Kata Awan. Air mataku tak terbendung. Kata-kata yang keluar dari hati meluluh
lantakan logika. Aku mulai melepaskan semua yang menyesakan dada.
Mengakui bahwa selama ini akupun menyimpan rasa yang sama. Menyerah dengan
indah atas pemberontakan yang selama ini ku bangun. Aku tak mampu menjawab, hanya air mata
keluar tanpa henti. Pelukannya semakin kuat. Aku merasakan semesta bertasbih.
Aku membalikan badan. Mata kami saling bertatap. Pertama
kalinya aku melihat dengan seksama wajah orang yang menjadi suamiku. “Iya”
kataku. Malam begitu tenang dalam peluknya. Tak ingin segera berakhir. Tetap
saja sang Surya harus segera muncul.
Pagi bersinar. Kami harus segera keluar dari daerah ini dan kembali ke Jakarta. Perjalanan pulang terbilang lancar walaupun kami harus merayap melewati perbatasan. Menghindari penjaga. Awan memegang tanganku erat. Aku merasa aman berada didekatnya
Pesawat yang membawa kami pulang akhirnya tiba di Jakarta. Pak Rahmat dan Salsa yang langsung menjemput kami. Awan menggenggam tanganku kuat. Wajah Salsa berbinar, peluk hangatnya melukiskan rindu dan kekhawatiran yang amat sangat. Begitu juga Pak Rahmat dan Awan mereka saling berpeluk erat seperti seorang ayah yang bertemu anaknya.
“cieeee....
akhirnya kamu menikah juga.” Bisik Salsa ditelingaku.
“apa sih?”
jawabku tersipu malu.
“Doa orang
sekantor berarti kabul ya...” canda Salsa.
“Salsa....
udah dong. Suka banget godain orang.” Kataku.
Sementara aku
pulang ke kos dan Awan pulang ke kosnya. Setelah kami mengerjakan tugas
liputan, saya dan Awan mengambil cuti sepekan. Langkah pertama, kami mencari
rumah kontrakan yang tidak terlalu besar tetapi layak untuk ditempati berdua.
Awan
memperkenalkanku kepada keluarga besarnya di Yogyakarta. Setelah itu kami
berangkat ke rumahku. Berkenalan dengan keluarga besarku. Kami sepakat tidak
ingin ada pesta pernikahan besar-besaran. Cukup syukuran.
Ibuku akhirnya
mengeluarkan air mata bahagia. Aku mempersiapkan syukuran bersama
kakak-kakakku. Dan ibu ngobrol dengan Awan. Entah apa yang dibicarakan.

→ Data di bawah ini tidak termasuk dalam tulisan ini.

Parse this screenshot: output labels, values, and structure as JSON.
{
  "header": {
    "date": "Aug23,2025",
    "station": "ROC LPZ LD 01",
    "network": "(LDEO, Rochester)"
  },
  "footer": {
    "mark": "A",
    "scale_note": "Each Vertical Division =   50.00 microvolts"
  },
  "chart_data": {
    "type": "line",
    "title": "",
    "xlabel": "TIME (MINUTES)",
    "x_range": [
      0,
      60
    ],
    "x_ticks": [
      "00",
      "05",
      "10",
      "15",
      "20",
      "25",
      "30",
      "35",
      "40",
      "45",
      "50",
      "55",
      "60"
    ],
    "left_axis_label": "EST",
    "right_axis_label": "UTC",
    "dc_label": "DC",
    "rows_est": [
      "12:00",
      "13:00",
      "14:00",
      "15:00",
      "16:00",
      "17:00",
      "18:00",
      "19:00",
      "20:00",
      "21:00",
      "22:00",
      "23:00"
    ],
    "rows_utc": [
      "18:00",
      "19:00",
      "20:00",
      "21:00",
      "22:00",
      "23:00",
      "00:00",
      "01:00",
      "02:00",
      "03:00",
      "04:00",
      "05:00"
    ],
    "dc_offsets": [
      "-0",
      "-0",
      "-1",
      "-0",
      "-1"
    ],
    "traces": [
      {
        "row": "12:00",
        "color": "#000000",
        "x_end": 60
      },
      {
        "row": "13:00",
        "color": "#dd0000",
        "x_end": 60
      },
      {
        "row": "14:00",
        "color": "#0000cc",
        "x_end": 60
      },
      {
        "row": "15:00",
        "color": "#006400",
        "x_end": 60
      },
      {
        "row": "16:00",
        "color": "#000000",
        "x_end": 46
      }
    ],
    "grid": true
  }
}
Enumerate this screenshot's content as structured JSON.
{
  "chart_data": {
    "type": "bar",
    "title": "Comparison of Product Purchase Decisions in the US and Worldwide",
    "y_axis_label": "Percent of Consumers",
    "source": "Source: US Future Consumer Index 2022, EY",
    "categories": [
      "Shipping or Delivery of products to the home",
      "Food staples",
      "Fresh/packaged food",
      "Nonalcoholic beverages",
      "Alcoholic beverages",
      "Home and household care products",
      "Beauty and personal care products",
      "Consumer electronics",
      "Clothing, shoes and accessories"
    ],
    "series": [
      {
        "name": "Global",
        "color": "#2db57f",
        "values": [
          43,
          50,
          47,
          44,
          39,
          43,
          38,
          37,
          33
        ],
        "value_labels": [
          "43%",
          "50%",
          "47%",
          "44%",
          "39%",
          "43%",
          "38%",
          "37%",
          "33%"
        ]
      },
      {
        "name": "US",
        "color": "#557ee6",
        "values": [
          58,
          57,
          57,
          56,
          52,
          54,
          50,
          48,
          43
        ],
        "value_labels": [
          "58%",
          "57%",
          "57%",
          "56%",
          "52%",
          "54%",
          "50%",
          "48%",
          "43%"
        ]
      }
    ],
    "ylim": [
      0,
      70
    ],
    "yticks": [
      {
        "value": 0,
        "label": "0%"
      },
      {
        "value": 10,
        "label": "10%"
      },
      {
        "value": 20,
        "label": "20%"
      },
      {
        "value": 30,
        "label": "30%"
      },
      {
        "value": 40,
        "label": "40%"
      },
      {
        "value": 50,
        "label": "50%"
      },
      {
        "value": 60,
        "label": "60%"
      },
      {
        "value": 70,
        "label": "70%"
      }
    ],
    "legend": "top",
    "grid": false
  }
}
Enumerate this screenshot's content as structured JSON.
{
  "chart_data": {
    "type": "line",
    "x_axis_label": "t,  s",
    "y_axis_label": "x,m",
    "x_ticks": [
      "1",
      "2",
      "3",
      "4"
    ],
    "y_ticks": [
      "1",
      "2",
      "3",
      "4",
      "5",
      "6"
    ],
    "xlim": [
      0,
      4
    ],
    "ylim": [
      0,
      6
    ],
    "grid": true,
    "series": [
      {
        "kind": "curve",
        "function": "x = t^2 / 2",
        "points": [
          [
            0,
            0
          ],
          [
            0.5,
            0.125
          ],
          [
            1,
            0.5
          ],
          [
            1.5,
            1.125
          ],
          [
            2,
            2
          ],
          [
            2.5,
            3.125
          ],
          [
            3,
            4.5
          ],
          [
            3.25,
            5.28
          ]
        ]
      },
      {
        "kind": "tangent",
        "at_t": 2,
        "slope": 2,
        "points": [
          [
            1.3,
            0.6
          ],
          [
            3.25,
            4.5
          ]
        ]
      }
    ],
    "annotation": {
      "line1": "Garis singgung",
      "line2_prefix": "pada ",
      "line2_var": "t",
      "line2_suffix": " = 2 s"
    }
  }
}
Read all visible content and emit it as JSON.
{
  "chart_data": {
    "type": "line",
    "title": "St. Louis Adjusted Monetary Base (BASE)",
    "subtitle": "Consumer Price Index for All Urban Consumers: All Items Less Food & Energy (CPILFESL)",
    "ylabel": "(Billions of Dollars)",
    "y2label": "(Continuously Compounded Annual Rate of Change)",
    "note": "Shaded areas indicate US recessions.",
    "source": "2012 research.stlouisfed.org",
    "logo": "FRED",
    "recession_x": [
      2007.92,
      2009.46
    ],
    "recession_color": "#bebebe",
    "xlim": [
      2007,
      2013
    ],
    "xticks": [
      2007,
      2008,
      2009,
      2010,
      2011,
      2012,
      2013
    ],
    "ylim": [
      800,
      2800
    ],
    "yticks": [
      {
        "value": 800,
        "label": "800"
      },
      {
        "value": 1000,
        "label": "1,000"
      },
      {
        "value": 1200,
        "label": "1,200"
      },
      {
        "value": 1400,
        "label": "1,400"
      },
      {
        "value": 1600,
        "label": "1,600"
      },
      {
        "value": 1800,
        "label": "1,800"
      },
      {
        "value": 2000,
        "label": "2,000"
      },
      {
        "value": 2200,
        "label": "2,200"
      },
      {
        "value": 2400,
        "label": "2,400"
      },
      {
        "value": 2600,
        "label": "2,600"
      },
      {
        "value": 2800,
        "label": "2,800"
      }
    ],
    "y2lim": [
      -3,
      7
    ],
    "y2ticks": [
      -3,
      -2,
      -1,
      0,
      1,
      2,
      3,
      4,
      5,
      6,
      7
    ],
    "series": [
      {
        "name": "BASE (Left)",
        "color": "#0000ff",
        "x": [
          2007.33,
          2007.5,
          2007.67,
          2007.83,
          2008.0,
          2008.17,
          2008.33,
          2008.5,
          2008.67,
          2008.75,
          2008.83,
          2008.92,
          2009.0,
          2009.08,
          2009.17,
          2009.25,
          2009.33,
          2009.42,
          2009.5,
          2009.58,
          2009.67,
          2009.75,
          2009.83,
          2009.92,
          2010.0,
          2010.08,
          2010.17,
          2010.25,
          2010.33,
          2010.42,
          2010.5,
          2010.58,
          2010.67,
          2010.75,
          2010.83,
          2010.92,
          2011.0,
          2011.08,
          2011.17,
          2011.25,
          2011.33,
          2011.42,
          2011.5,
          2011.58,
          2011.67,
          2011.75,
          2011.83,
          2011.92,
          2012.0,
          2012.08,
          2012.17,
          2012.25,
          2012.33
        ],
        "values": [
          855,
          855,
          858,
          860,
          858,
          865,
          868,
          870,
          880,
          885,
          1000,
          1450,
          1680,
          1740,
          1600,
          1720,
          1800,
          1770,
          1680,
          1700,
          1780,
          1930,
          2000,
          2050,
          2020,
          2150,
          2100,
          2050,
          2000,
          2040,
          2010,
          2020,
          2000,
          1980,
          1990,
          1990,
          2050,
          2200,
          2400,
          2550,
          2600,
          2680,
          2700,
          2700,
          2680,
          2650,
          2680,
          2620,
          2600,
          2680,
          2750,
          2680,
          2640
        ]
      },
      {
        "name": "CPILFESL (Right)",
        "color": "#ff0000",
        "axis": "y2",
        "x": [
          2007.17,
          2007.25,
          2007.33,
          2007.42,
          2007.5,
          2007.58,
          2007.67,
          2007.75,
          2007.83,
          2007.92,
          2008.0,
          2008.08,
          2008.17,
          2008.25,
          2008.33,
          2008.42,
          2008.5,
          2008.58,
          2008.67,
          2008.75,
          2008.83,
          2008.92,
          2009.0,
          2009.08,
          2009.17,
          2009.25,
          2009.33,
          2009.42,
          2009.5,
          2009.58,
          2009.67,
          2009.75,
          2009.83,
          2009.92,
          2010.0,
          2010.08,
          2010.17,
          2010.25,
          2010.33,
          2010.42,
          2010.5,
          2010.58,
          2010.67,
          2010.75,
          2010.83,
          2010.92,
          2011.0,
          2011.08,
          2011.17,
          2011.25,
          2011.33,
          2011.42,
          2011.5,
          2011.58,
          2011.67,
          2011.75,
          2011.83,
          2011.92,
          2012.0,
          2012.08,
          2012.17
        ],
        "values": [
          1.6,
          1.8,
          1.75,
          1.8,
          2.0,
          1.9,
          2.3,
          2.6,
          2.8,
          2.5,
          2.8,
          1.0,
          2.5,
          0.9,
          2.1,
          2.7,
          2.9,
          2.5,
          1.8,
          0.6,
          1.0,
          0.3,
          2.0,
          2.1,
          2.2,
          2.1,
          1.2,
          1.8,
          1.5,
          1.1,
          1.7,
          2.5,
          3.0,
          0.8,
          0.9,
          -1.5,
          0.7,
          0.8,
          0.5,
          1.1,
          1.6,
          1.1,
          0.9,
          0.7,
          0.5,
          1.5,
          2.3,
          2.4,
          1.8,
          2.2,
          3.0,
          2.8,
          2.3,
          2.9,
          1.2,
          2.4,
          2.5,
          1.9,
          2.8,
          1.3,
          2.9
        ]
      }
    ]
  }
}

Mereka terlihat begitu serius.
Usai semua
acara, aku membuka leptopku mengecek email siapa tau ada tugas dari kantor. Aku
dan Awan melihat satu email masuk. Dari Daffa. Aku tak ingin membukanya. Awan
menasehatiku untuk tidak memutuskan pertemanan dan mengabarinya tentang
pernikahan kami. Agar ia tidak lagi berharap dan segera move on.
Nasehat itu
aku laksanakan. Dia membantuku menata kata-kata, agar meyakinkan aku sisipkan
gambar kami berdua. Maaf Daffa, semoga kamu mendapatkan yang terbaik. Karena
aku telah mendapatkan orang terbaik disisiku. Menjagaku dengan keimanan dan
kesabaran. Meluluhkan benteng yang aku buat dengan kesungguhan dan ketulusan.
Aku bersyukur tanpa henti. Allah telah mengirimkan seorang yang lebih dari
malaikat. Semoga cinta kami abadi seperti cinta Khadijah dengan Muhammad dan
Fatimah dengan Ali, mewangi ditaman surga yang hakiki.